Use a model or photo to point out the location of the beak.
Review the way the octopus eats. See the section above entitled Diet.
Show the photo of the blue-ringed octopus and tell the story from the section below called In the Field with the Researchers.
Compare to other cephalopod specimens: the nautilus shell and the cuttlefish bone.
IN THE FIELD WITH THE RESEARCHERS
One of the most lethal venomous tropical sea creatures is the small (about 15 cm) blue-ringed octopus. It is found in Australia and the Indo-Pacific up to Japan. The bright blue rings become visible when the octopus is alarmed. It feeds on small crabs and shrimp. It has two kinds of venoms: one less toxic for prey, one very toxic for predators. The poison is in the saliva, and it is unclear whether it is expelled into the water or delivered with a bite.

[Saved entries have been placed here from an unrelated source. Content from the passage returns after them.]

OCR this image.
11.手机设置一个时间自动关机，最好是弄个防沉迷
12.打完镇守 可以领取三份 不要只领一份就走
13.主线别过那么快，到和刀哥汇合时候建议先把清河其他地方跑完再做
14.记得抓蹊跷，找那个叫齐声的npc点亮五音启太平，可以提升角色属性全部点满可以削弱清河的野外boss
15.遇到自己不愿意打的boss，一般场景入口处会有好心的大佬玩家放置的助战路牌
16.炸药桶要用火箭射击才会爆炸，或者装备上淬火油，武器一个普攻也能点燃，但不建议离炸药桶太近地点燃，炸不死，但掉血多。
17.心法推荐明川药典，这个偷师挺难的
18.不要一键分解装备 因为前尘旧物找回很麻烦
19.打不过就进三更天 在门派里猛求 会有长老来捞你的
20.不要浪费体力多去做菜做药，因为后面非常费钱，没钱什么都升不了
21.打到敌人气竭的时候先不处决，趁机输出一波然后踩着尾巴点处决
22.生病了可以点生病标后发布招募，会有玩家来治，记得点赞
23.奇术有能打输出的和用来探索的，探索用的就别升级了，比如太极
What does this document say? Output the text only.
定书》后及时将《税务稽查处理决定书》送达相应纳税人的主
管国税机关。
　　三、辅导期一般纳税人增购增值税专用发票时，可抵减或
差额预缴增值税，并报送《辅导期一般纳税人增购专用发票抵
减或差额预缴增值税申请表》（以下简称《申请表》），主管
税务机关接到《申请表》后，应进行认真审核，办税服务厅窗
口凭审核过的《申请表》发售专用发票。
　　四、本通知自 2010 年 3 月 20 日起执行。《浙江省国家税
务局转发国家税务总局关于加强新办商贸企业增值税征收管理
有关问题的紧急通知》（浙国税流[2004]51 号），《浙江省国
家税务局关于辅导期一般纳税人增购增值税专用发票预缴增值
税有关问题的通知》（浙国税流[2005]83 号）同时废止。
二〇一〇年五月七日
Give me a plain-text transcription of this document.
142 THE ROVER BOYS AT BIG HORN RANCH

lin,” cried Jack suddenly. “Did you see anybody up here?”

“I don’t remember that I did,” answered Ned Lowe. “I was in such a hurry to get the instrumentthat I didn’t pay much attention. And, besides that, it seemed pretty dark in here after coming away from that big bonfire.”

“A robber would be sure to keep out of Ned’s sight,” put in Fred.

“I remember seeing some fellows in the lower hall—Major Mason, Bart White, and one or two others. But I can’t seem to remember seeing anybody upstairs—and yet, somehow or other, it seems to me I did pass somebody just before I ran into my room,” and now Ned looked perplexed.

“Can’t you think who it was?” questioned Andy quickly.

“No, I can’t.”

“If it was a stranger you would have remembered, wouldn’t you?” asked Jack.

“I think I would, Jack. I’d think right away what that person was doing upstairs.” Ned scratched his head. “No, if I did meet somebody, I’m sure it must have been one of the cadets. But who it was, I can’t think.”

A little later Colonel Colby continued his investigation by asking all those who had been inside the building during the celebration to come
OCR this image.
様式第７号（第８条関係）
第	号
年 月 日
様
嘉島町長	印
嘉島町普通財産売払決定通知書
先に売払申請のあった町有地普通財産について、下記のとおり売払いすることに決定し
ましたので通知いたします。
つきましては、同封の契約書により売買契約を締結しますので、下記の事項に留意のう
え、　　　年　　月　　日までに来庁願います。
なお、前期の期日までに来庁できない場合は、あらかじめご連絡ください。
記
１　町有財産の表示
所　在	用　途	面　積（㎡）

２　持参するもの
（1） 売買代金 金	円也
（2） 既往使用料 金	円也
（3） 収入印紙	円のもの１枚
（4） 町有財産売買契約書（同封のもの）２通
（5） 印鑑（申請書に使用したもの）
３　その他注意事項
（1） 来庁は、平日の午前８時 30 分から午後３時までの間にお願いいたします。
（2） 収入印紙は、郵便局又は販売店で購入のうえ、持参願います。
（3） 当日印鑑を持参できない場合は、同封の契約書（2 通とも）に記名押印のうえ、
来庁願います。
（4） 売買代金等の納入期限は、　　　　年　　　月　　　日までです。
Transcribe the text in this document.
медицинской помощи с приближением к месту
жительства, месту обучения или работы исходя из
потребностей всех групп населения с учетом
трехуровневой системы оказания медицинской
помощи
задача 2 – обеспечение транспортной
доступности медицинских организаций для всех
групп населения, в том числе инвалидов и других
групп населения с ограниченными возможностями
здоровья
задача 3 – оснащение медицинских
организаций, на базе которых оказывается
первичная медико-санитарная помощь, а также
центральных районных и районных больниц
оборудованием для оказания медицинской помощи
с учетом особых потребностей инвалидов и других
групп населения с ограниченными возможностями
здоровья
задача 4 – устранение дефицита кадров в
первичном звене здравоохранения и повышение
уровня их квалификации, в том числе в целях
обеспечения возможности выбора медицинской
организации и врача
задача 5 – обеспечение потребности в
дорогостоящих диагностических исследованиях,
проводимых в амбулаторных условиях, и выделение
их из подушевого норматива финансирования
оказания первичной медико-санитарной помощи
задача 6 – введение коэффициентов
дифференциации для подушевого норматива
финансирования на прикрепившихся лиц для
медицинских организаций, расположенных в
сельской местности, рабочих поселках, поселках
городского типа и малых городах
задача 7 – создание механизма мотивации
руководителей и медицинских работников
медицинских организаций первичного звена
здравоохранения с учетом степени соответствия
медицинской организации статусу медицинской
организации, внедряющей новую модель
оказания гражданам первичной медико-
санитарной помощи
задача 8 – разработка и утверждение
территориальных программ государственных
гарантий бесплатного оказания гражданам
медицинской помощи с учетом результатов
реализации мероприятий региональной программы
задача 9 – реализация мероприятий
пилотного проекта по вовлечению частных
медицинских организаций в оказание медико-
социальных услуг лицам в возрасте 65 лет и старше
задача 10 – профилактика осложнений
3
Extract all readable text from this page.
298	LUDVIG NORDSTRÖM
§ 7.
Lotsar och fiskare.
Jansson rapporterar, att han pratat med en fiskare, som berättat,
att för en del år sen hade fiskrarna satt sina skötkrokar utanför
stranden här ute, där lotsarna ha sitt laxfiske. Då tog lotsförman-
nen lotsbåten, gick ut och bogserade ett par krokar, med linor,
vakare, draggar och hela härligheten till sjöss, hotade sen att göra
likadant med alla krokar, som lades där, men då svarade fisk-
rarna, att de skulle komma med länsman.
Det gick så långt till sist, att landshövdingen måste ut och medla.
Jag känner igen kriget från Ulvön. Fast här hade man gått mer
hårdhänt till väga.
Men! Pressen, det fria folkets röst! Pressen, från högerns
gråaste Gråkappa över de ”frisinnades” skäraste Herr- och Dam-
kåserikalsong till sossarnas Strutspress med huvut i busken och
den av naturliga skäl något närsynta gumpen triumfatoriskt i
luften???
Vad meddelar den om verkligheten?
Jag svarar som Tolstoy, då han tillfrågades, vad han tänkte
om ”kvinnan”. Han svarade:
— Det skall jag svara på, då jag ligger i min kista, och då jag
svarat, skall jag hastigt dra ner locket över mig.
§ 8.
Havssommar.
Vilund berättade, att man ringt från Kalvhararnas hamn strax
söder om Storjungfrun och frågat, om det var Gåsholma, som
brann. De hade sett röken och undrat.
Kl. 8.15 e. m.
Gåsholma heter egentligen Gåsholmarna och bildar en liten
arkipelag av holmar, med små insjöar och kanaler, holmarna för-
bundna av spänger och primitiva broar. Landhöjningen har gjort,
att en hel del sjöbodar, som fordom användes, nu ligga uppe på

The following is a quote from Terry Gosliner, the Academy’s malacologist (studies mollusks) whose specialty is nudibranchs, when he was diving in New Guinea:
“It was one of those dives. . . . first I saw a big shark on the south side of Magic Passage, then a stonefish and two scorpionfishes. I began to work up into the shallows, turning over slabs of coral rubble, looking for nudibranchs. . . . All of a sudden I felt a sensation along my bare arm. A five centimeter long blue-ringed octopus (the only lethally toxic octopus) had crawled up from the slab onto my arm. Anti-venom was available at the Madang Hospital about 45 minutes away by boat and car, but I would have had only 20 minutes to get there . . . there would have been no way. I shook my arm and gasped in relief as the octopus fell away. The best part was that I found a new species of nudibranch under that slab.”